Another week down in Maiwand and I'm still having a great time.  The hours are long, longer than they were at KAF, but the pace is slower.  That's not the contradiction it seems.  For example, our network is slow.  Click on a file and it could take two minutes to load.  At KAF, I had my classified and unclassified networks right next to each other on one desk.  Here, they're on opposite sides of the FOB.  So when I need to write a report on the classified system, it usually requires information from the unclassified system, so I have to print it out and hike across the FOB.  And we spend a lot of time waiting.  When we go over to the District Center, which is most days, we have to form up in a group and some have to be armed.  So we spend a lot of time sitting at the gazebo, waiting on everybody to show up so we can go to the Center, or sitting in the Center, waiting to go back to the FOB.


Here's my Easter outfit.  Easter Sunday was a regular workday for us.  We had to go over to the District Center to check on a project.  Going over there requires a full set of personal protective equipment (PPE).  It's about 40 pounds worth of stuff.  Fortunately, the walk isn't all that far.
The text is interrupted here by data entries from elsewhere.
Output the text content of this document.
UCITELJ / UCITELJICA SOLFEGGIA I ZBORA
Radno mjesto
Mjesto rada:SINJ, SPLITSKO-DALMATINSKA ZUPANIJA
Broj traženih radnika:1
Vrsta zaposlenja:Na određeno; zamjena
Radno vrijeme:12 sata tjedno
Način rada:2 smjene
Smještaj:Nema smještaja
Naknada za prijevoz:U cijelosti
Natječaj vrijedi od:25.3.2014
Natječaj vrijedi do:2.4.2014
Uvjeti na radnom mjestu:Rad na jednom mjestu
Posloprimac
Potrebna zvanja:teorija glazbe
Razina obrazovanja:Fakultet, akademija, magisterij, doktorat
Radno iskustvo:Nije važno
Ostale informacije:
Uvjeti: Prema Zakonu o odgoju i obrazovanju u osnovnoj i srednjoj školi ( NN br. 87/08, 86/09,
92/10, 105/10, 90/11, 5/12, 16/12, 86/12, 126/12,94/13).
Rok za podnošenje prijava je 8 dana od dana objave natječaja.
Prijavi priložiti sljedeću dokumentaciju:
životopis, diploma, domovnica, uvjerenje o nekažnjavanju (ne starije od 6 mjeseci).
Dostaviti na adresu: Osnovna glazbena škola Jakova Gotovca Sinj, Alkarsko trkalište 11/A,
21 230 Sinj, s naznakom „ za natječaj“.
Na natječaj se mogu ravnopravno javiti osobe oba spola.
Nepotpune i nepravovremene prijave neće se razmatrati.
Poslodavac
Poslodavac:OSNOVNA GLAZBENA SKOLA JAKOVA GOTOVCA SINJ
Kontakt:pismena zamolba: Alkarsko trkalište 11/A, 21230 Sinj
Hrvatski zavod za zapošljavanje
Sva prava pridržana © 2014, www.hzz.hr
Our slower/longer pace, though, is letting me dig deep into Maiwand's unique situation.  I'm learning as much as I can about the people, their tribes, their issues, their villages, what's happened in the past, what's going on now, and what's planned for the short and long term future.  Maiwand is very different from the other districts that I've studied or spent time in.  It's the Wild West, literally: on the western side of Kandahar Province, out in the boonies, about an hour by car from Kandahar City, and bounded on the north and south by unfriendly natives.  The area along Highway 1, where I am, is pretty secure.  It's the commercial trading center of the district, so everybody has to come here to buy and sell.  But if you go to the south a bit, you're into Taliban country.  Go to the north a bit, and you're into narco-trafficker country.  Neither is the kind of place where you can hop out of your MRAP and walk up to somebody and strike up a conversation.


This is Highway 1, in the bazaar area of the main settlement of Hutal.  Think of the road as the I-40 of Afghanistan, and the bazaar as their free-flowing farmer's market.  This is where the Afghans come to buy their clothes, food, cell phones, and sell their vegetables, eggs, and poppy.  This area is very close to our base, so our soldiers can, and do, make foot patrols through here and talk with the shop owners.  Go about ten clicks north or south, though, and it's different.

Since our goal is to reduce tensions between the groups, and build some sort of peaceful co-existence (if not to integrate them under a common governance umbrella), we have to reach out to those in the north and south.  We do this in a variety of ways.  Some ways work better than others, some backfire, some are successful but in ways we don't expect, and some have no effect whatsoever.  Basically, we have a variety of tools given to us from higher headquarters, and we put them into action as best we can and see what happens.  And sometimes, we have to wonder just what those geniuses up at higher headquarters were thinking when they dreamed up some of these schemes ...


One of our schemes to help stabilize the area is in providing seed and fertilizer for vegetables, wheat, and other crops.  Farmers here are at the subsistence level.  They grow food crops mostly for themselves to eat, not so much as cash crops.  The big cash crop here is poppy and we'd like to get them to grow something else.  So we're trying to make alternatives more available.  Part of the plan is to provide them with heavily-subsidized seed and fertilizer to help get them started.  It also includes training on how to make best use of the fertilizer, water, and seeds.  Believe me, they need that training, as their crop yields are very low, even when considering their environment.  So on this particular day, a lot of farmers came in to the District Center, got some training on how to grow veggies, and then were given a big load of fertilizer and seeds.  The picture shows a happy farmer sitting on top of his tuk-tuk, which is loaded down with seed and fertilizer bags, heading home to his fields.  Will he really stop growing poppy?  Hell, no, he makes too much money off it.  But this will at least give him some alternative crops to think about.

So that's some insight into what I've been doing on your tax dollars for the past week or two.  I'm really having a good time here - it is SO much better than doing staff work at the headquarters at KAF!

But now it's time for a break.  Did I say break?  I just got to Maiwand!  Yep, it's true: I'm heading out on R&R, which was planned long before the shift to Maiwand came up.  I'll be flying out and heading home for a couple of weeks.  I'll get to be with my wife, play with my dogs, mow the yard, drive my own (unarmored) truck, and see my grandson.  It's going to be a great couple of weeks.  Then it'll be time to come back and really hit it hard at the job.  Things are about to start happening and I want to be a part of it!